The 29-year-old seemed to briefly lose consciousness following a collision with goalkeeper Vozinha, recovering enough to score in the 2-0 win but being substituted soon after.

Reports suggested he was taken to hospital after complaining of dizziness.

While concussion protocols in the Premier League would automatically rule Mane out of the next match, there is no such obligation at AFCON and the recent image of Mane using an exercise bike and taking part in Senegal training on Saturday has led to fear at Anfield.

The Mail on Sunday state that Liverpool have been in touch with both Mane and Senegal ‘to make their stance clear’: that he should not play so soon after the incident.

But the Reds have no sway on the final decision, although they do have the support of brain injury charity Headway, whose chief executive Luke Griggs accused Senegal of putting success ahead of player welfare:

“On the face of it, this seems to be yet another example of football putting results ahead of player safety,” he said.

“This was a sickening collision that clearly left both players in enough distress for a concussion to have surely been considered a possibility at the very least.

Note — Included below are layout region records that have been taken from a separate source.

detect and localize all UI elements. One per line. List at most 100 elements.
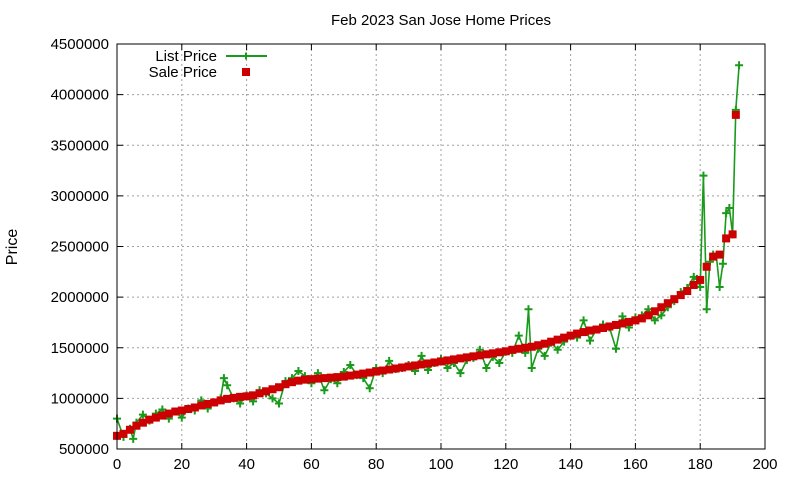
sale-price-point [164,409,173,418]
list-price-point [275,399,283,408]
plot-frame [116,43,766,450]
sale-price-point [618,319,627,328]
x-tick-label: 60 [303,456,320,473]
list-price-point [722,209,731,218]
sale-price-point [385,365,394,374]
sale-price-point [125,425,134,434]
sale-price-point [378,366,387,375]
sale-price-point [190,403,199,412]
sale-price-point [326,373,335,382]
sale-price-point [391,364,400,373]
list-price-point [365,384,374,393]
sale-price-point [411,361,420,370]
sale-price-point [287,378,296,387]
list-price-point [725,204,734,213]
sale-price-point [398,363,407,372]
sale-price-point [540,339,549,348]
sale-price-point [508,345,517,354]
sale-price-point [573,329,582,338]
sale-price-point [534,341,543,350]
sale-price-point [249,391,258,400]
axis-ticks: 0 20 40 60 80 100 120 140 160 180 200 500000 1000000… [51,36,778,473]
sale-price-point [184,405,193,414]
sale-price-point [151,413,160,422]
y-tick-label: 2000000 [51,289,109,306]
sale-price-point [255,389,264,398]
sale-price-point [404,362,413,371]
sale-price-point [527,342,536,351]
sale-price-point [236,392,245,401]
list-price-point [495,358,504,367]
sale-price-point [171,407,180,416]
sale-price-point [482,350,491,359]
sale-price-point [177,406,186,415]
y-axis-label: Price [4,229,21,266]
legend-marker-list-price [242,52,250,60]
x-tick-label: 160 [623,456,648,473]
x-tick-label: 40 [238,456,255,473]
list-price-point [320,386,329,395]
y-tick-label: 1000000 [51,390,109,407]
list-price-point [524,305,533,314]
sale-price-point [469,352,478,361]
list-price-point [385,356,394,365]
sale-price-point [197,401,206,410]
sale-price-point [592,325,601,334]
list-price-point [129,434,138,443]
sale-price-point [119,429,128,438]
sale-price-point [579,328,588,337]
list-price-point [586,336,595,345]
list-price-point [699,171,708,180]
list-price-point [456,369,465,378]
list-price-point [715,283,724,291]
sale-price-point [683,287,692,296]
list-price-point [702,305,711,314]
sale-price-point [676,291,685,300]
sale-price-point [430,358,439,367]
y-tick-label: 4000000 [51,87,109,104]
sale-price-point [547,337,556,346]
sale-price-point [462,353,471,362]
y-tick-label: 3000000 [51,188,109,205]
list-price-point [650,316,659,325]
list-price-point [735,61,744,70]
sale-price-point [372,367,381,376]
sale-price-point [521,343,530,352]
sale-price-point [670,295,679,304]
sale-price-point [417,360,426,369]
list-price-point [579,316,588,325]
sale-price-point [339,372,348,381]
sale-price-point [275,383,283,392]
sale-price-point [359,369,368,378]
sale-price-point [722,234,731,243]
list-price-point [657,311,666,320]
sale-price-point [223,394,232,403]
sale-price-point [488,349,497,358]
sale-price-point [158,411,167,420]
sale-price-point [728,230,737,239]
sale-price-point [702,262,711,271]
sale-price-point [145,415,154,424]
sale-price-point [268,385,277,394]
sale-price-point [294,376,303,385]
list-price-point [223,381,232,390]
sale-price-point [352,370,361,379]
sale-price-point [624,317,633,326]
sale-price-point [657,303,666,312]
sale-price-point [495,348,504,357]
y-tick-label: 500000 [59,441,109,458]
sale-price-point [560,333,569,342]
legend-label-sale-price: Sale Price [149,64,217,81]
sale-price-point [437,357,445,366]
sale-price-point [365,368,374,377]
sale-price-point [731,110,740,119]
sale-price-point [313,374,322,383]
list-price-point [553,345,562,354]
sale-price-point [637,314,646,323]
legend-marker-sale-price [242,68,250,76]
sale-price-point [599,324,607,333]
sale-price-point [138,418,147,427]
y-tick-label: 4500000 [51,36,109,53]
list-price-point [177,413,186,422]
legend-label-list-price: List Price [155,48,217,65]
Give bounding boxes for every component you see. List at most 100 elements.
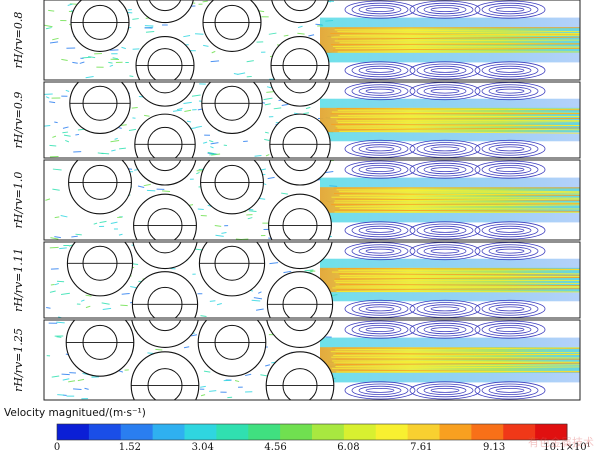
flow-streak [45,27,52,30]
flow-streak [308,34,315,37]
vortex-streamline [430,387,460,393]
streamline [331,271,580,275]
flow-streak [97,152,104,155]
flow-streak [121,292,130,295]
panel-label: rH/rv=0.9 [12,92,25,149]
flow-streak [183,101,192,104]
tube [271,0,329,24]
flow-streak [203,44,209,47]
tube [268,193,332,240]
vortex-streamline [430,7,460,13]
vortex-streamline [474,82,546,101]
tube [69,82,131,135]
flow-streak [52,188,60,191]
flow-streak [51,375,60,378]
colorbar-segment [471,424,504,440]
tube [267,242,333,270]
flow-streak [191,334,198,337]
flow-streak [184,109,192,113]
vortex-streamline [365,306,395,312]
flow-streak [196,171,200,175]
flow-streak [60,292,70,296]
flow-streak [143,183,151,187]
flow-streak [56,321,65,324]
flow-streak [52,135,57,138]
flow-streak [54,282,60,286]
flow-streak [77,378,85,382]
flow-streak [84,387,89,390]
flow-streak [114,137,118,140]
vortex-streamline [474,139,546,158]
vortex-streamline [409,160,481,179]
vortex-streamline [409,0,481,19]
vortex-streamline [344,160,416,179]
vortex-streamline [474,160,546,179]
panel-4: rH/rv=1.11 [12,241,581,319]
tube [201,82,263,135]
tube [66,242,134,297]
vortex-streamline [365,68,395,73]
tube [265,351,335,400]
flow-streak [85,294,92,297]
vortex-streamline [488,246,532,256]
streamline [336,189,580,193]
vortex-streamline [358,324,402,335]
flow-streak [283,270,292,274]
flow-streak [73,388,82,390]
vortex-streamline [358,144,402,154]
flow-streak [49,144,57,147]
vortex-streamline [409,139,481,158]
watermark-stamp: 有色金属技术 [528,436,594,449]
flow-streak [118,370,124,373]
vortex-streamline [365,88,395,94]
flow-streak [111,149,116,152]
wake-plume-core [320,347,580,373]
vortex-streamline [430,306,460,312]
streamline [337,118,580,120]
colorbar-segment [503,424,536,440]
vortex-streamline [344,61,416,80]
vortex-streamline [358,225,402,235]
vortex-streamline [495,167,525,173]
flow-streak [209,390,217,392]
colorbar-tick-label: 0 [53,442,61,453]
panel-frame [43,159,581,241]
vortex-streamline [488,385,532,395]
tube [266,320,334,348]
streamline [337,36,580,40]
vortex-streamline [481,223,539,238]
vortex-streamline [409,221,481,240]
flow-streak [257,291,262,294]
flow-streak [130,286,138,289]
flow-streak [121,46,126,50]
flow-streak [145,30,155,33]
tube [65,320,135,377]
vortex-streamline [358,246,402,256]
vortex-streamline [409,242,481,261]
vortex-streamline [344,381,416,400]
flow-streak [325,171,334,174]
streamline [331,366,580,369]
vortex-streamline [481,84,539,98]
vortex-streamline [409,299,481,318]
flow-streak [54,121,58,124]
vortex-streamline [351,383,409,398]
streamline [335,282,580,284]
streamline [334,198,580,202]
tube [200,160,264,215]
vortex-streamline [495,387,525,393]
flow-streak [266,91,275,93]
vortex-streamline [351,142,409,156]
streamline [339,283,580,287]
vortex-streamline [351,162,409,177]
flow-streak [209,140,214,143]
vortex-streamline [430,146,460,152]
flow-streak [183,346,190,349]
vortex-streamline [344,82,416,101]
vortex-streamline [495,327,525,333]
panel-label: rH/rv=1.11 [12,248,25,312]
colorbar-segment [280,424,313,440]
streamline [330,116,580,118]
flow-streak [52,37,59,41]
flow-streak [265,154,270,157]
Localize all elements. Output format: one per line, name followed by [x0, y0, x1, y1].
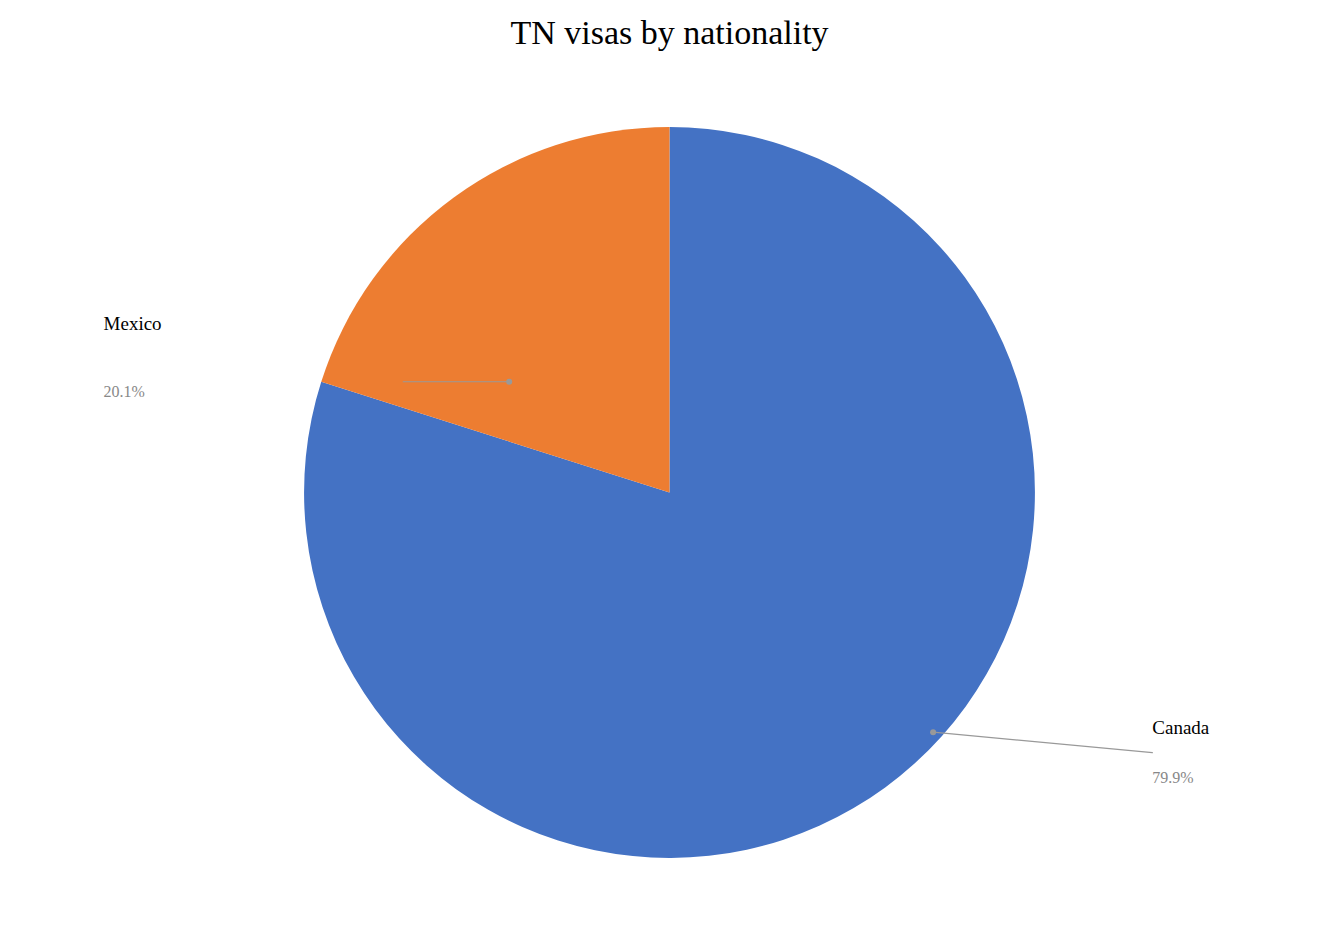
html-text:TN visas by nationality: TN visas by nationality: [510, 14, 829, 51]
svg-text:79.9%: 79.9%: [1152, 768, 1193, 785]
svg-text:Mexico: Mexico: [104, 313, 162, 334]
svg-text:20.1%: 20.1%: [104, 383, 145, 400]
svg-text:Canada: Canada: [1152, 717, 1209, 738]
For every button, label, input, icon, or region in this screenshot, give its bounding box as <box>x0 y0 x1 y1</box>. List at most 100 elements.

“At that point, the principle of ‘if in doubt, sit it out!’ should have resulted in Mane being substituted without another ball being kicked.

“This is now a real test of leadership for The Confederation of African Football and world governing body Fifa – particularly if Senegal declare Mane fit for Sunday’s quarter-final.

“If football wants to be taken seriously when it comes to concussion, it simply must take action to enforce and strengthen its protocols.”

Senegal team doctor Abdourahmane Fdior has tried to alleviate any concerns by clearing Mane to play.

“All the symptoms he had on the pitch are gone,” he said in a statement released by the country’s FA. “His condition requires fairly close monitoring. Everything is normal on the X-ray.”